Stochastic gradient Markov chain Monte Carlo algorithms are increasingly popular approaches for approximately sampling from posterior distributions in big data. One example is stochastic gradient Langevin dynamics, which can be viewed as a computationally-efficient approximation to the MALA algorithm – but where the Metropolis-Hastings accept-reject step is removed and the gradient of the posterior is approximated using a small sub-sample of the data at each iteration. This algorithm is much faster to run than MALA, but no longer target the true posterior. However in many applications where there is limited compute resource, it can give more accurate results than standard MCMC algorithms.

This paper reviews this class of algorithms, gives an informal overview of recent theoretical results on their Monte Carlo and approximation error, compares them against standard MCMC algorithms, and points to open research challenges.

### On the marginal likelihood and cross-validation

In Bayesian statistics, the marginal likelihood, also known as the evidence, is used to evaluate model fit as it quantifies the joint probability of the data under the prior. In contrast, non-Bayesian models are typically compared using cross-validation on held-out data, either through k-fold partitioning or leave-p-out subsampling. We show that the marginal likelihood is formally equivalent to exhaustive leave-p-out cross-validation averaged over all values of p and all held-out test sets when using the log posterior predictive probability as the scoring rule.

### Testing for dependence on tree structures

Tree-like structures are abundant in the empirical sciences as they can summarize high-dimensional data and show latent structure among many samples in a single framework. Prominent examples include phylogenetic trees or hierarchical clustering derived from genetic data. Currently, users employ ad hoc methods to test for association between a given tree and a response variable, which reduces reproducibility and robustness.

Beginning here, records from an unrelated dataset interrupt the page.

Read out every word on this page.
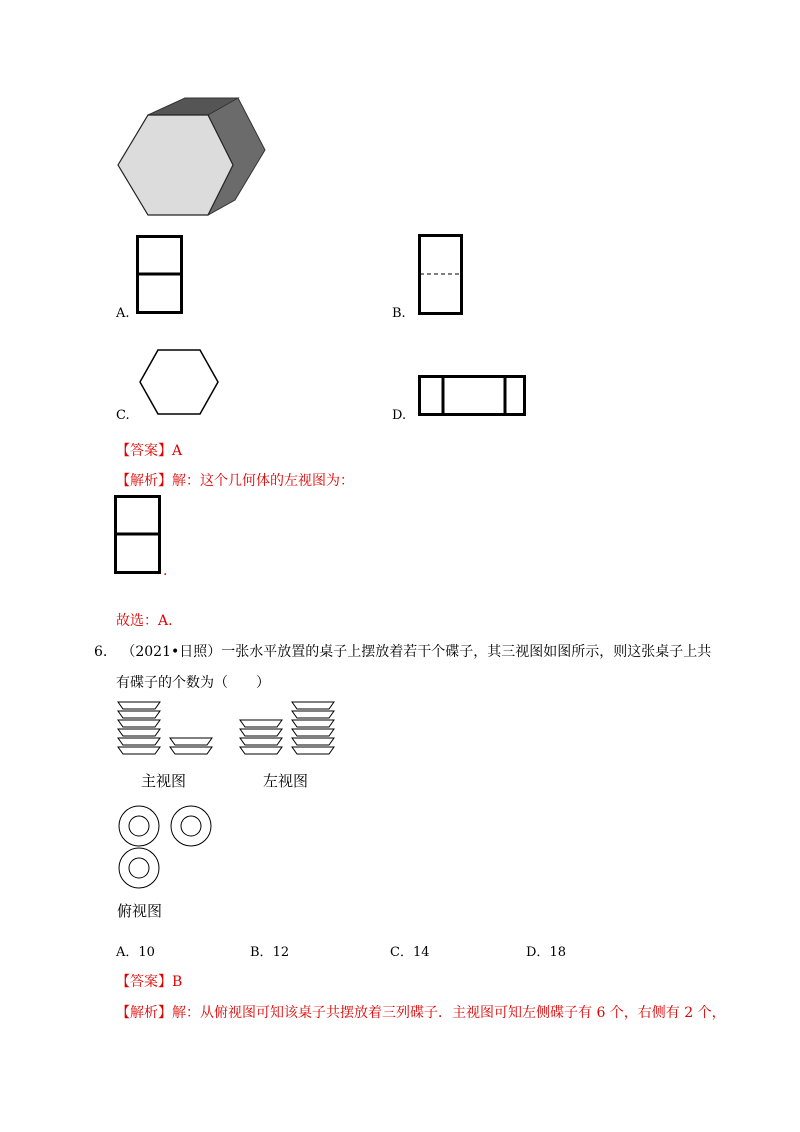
A.	B.
C.	D.
【答案】A
【解析】解：这个几何体的左视图为：
.
故选：A.
6. （2021•日照）一张水平放置的桌子上摆放着若干个碟子，其三视图如图所示，则这张桌子上共
有碟子的个数为（  ）
主视图	左视图
俯视图
A．10	B．12	C．14	D．18
【答案】B
【解析】解：从俯视图可知该桌子共摆放着三列碟子．主视图可知左侧碟子有 6 个，右侧有 2 个，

This paper introduces treeSeg, a simple to use and widely applicable methodology with high power for testing between all levels of hierarchy for a given tree and the response while accounting for the overall false positive rate. This method allows for precise uncertainty quantification and therefore, increases interpretability and reproducibility of such studies across many fields of science.

### Stochastic gradient MCMC for nonlinear state space models

Current stochastic gradient MCMC methods have been designed for models where the log-likelihood can be written as a sum and it is easy to calculate the gradient of each term in the sum. Unfortunately, the log-likelihood for state-space models cannot be written in this way as the gradient terms involve calculating integrals. This paper shows how one can still apply stochastic gradient MCMC to state space models by introducing a further approximation (using buffering ideas) when calculating the gradients; it presents theory on the resulting error of the method and gives comparisons that show when the method can be more efficient than standard MCMC approaches.